From Columbia, Cross went to Oxford University, where she completed a one-year master’s thesis in women’s studies focusing on feminist themes of 1930s screwball comedies. Returning to New York, Cross began an eclectic life of art and entrepreneurship: She created and marketed one of the first eco-friendly fair-trade clothing brands, coolnotcruel and was founder and president of the Badass Brooklyn Animal Rescue.
Through all this work, she continued to write and travel around the world, aware of how one influenced the other.
“It is very important to how I understand character in my stories,” she said.
Determined to succeed
An example of the determination Cross puts into every endeavor comes across in her first Sundance Film Festival story.

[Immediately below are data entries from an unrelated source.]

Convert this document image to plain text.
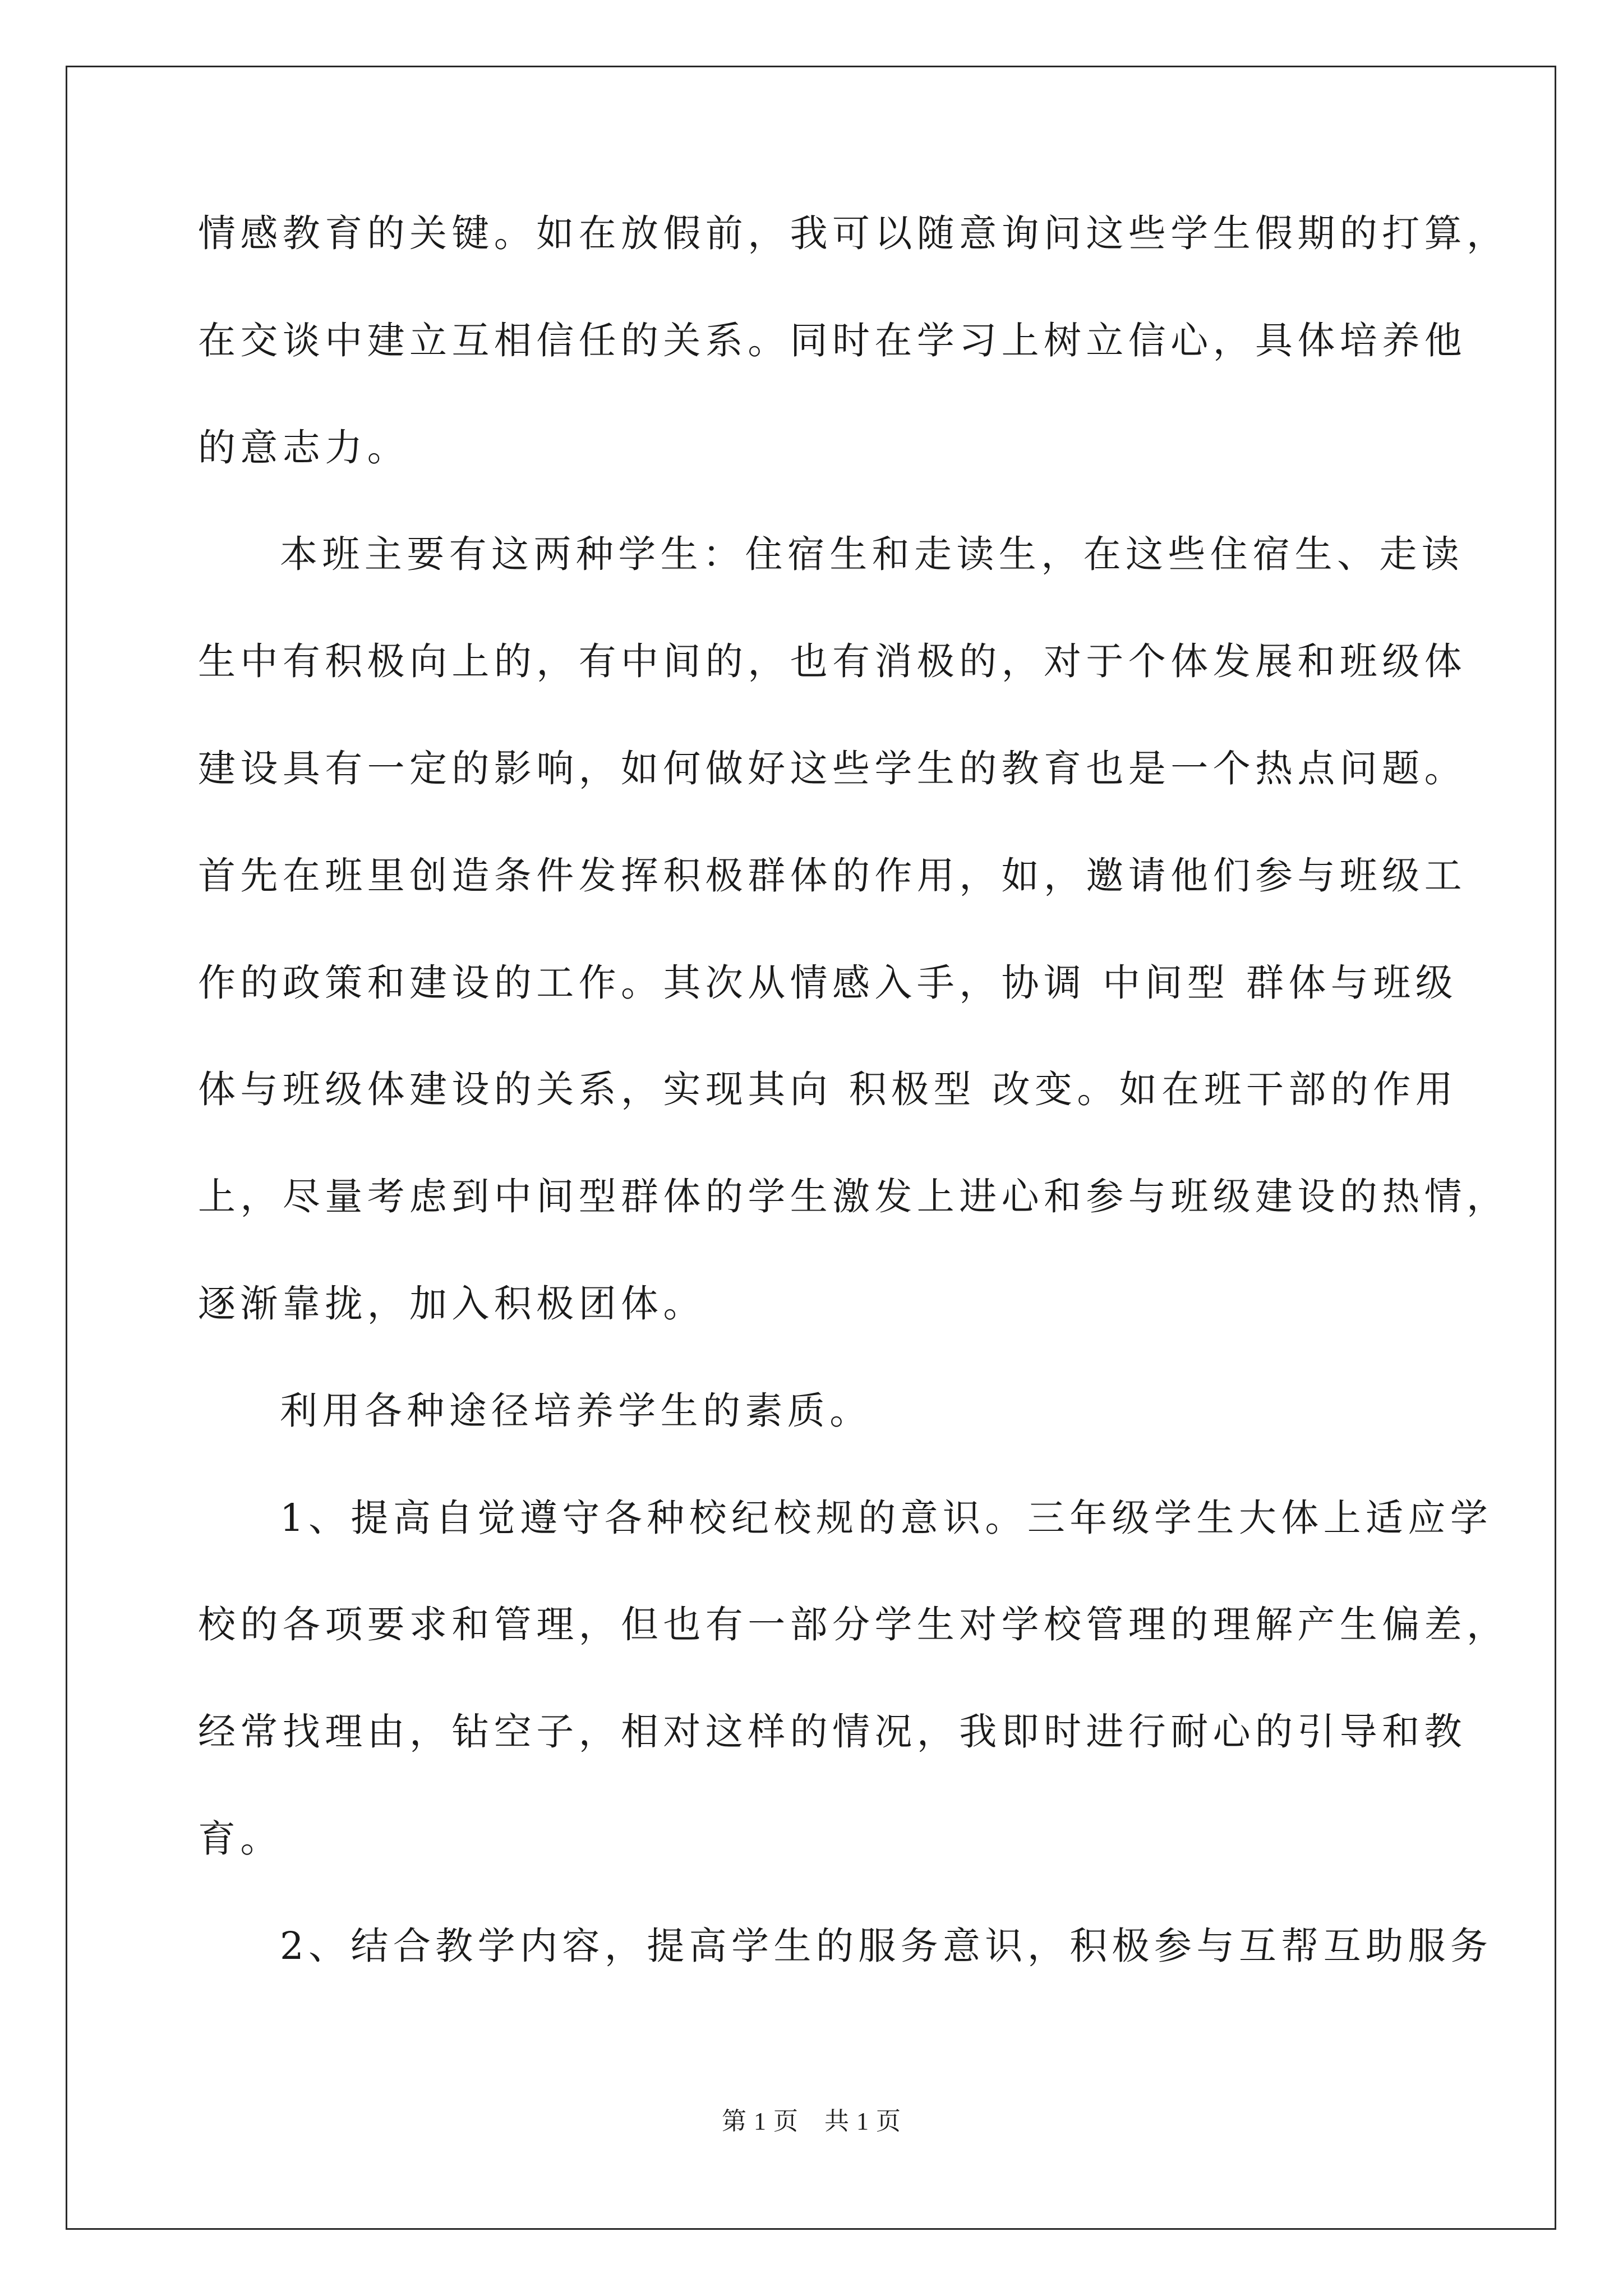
情感教育的关键。如在放假前，我可以随意询问这些学生假期的打算，
在交谈中建立互相信任的关系。同时在学习上树立信心，具体培养他
的意志力。
本班主要有这两种学生：住宿生和走读生，在这些住宿生、走读
生中有积极向上的，有中间的，也有消极的，对于个体发展和班级体
建设具有一定的影响，如何做好这些学生的教育也是一个热点问题。
首先在班里创造条件发挥积极群体的作用，如，邀请他们参与班级工
作的政策和建设的工作。其次从情感入手，协调 中间型 群体与班级
体与班级体建设的关系，实现其向 积极型 改变。如在班干部的作用
上，尽量考虑到中间型群体的学生激发上进心和参与班级建设的热情，
逐渐靠拢，加入积极团体。
利用各种途径培养学生的素质。
1、提高自觉遵守各种校纪校规的意识。三年级学生大体上适应学
校的各项要求和管理，但也有一部分学生对学校管理的理解产生偏差，
经常找理由，钻空子，相对这样的情况，我即时进行耐心的引导和教
育。
2、结合教学内容，提高学生的服务意识，积极参与互帮互助服务
第 1 页 共 1 页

Cross had envisioned going to the Sundance only if she had a film to present, and that’s just what happened. A friend from Columbia connected Cross with documentary filmmakers seeking an associate producer for their project, Murderball, which turned out to an audience favorite at the 2005 festival.
“It was crazy,” she said.
The film went on to be nominated for an Academy Award for best documentary feature film in 2006.
Cross was later introduced to the world of unscripted branded content from connections she made while working on Murderball. Her wry perspective on the world, combined with an ability to connect with people, led to Cross developing stories and finding characters for branded-content documentaries.
Before coming to USC, she worked on numerous unscripted campaigns over the course of 10 years. One of her favorite projects was a short documentary for Dick’s Sporting Goods that focused on the story of a youth football team in Texas. After the already struggling team lost its equipment and had to stop playing, the company donated new gear and money to get the team back on its feet and playing again.
“I saw something great in this story,” she said.
It was at SCA that Cross found, as she calls them, “my people.” She was having a hard time adjusting to USC and Los Angeles during her first semester, but then was introduced to supportive mentors through the USC Comedy program.
“[Professor and co-founder] Barnet Kellman talked about USC Comedy and how he really wants to foster people who want to make comedy at the school. I told him that what he was saying is exactly what I wanted to be doing.”
Cross became involved with organizing the Visions and Voices USC Comedy Festival, taking classes taught by professors like Kellman, who connected with her style of storytelling, and immersing herself in all the opportunities SCA has to offer.
There is something for everyone here. People who I have admired my whole life are my mentors.
Sara Alize Cross
“There is something for everyone here. People who I have admired my whole life are my mentors,” Cross said. “The faculty here is unbelievable. I am sitting in rooms with people who are giants in their field, and they inspire me to better my work.”
Cross was chosen as one of eight fellows from over 3,000 candidates to get one-on-one script mentorship from an HBO executive.
“I dreamed my whole life of going to HBO and not being a gate crasher,” she said.
Words of wisdom
Her hard-earned advice is to “apply for everything and don’t allow your self-esteem to be governed by acceptances or rejections.”
Looking back at her professional and academic career, one overarching lesson, she said, is that artists have to define their own terms of success.
“You have to know what success means to you and be able to feel good about your progress.”
For now, Cross is living in the moment and not thinking much about what’s to come next.
“Amazing things I could have never thought of have happened,” she said. “I am focusing on doing the very best work I can do right now and enjoying exactly where I am.”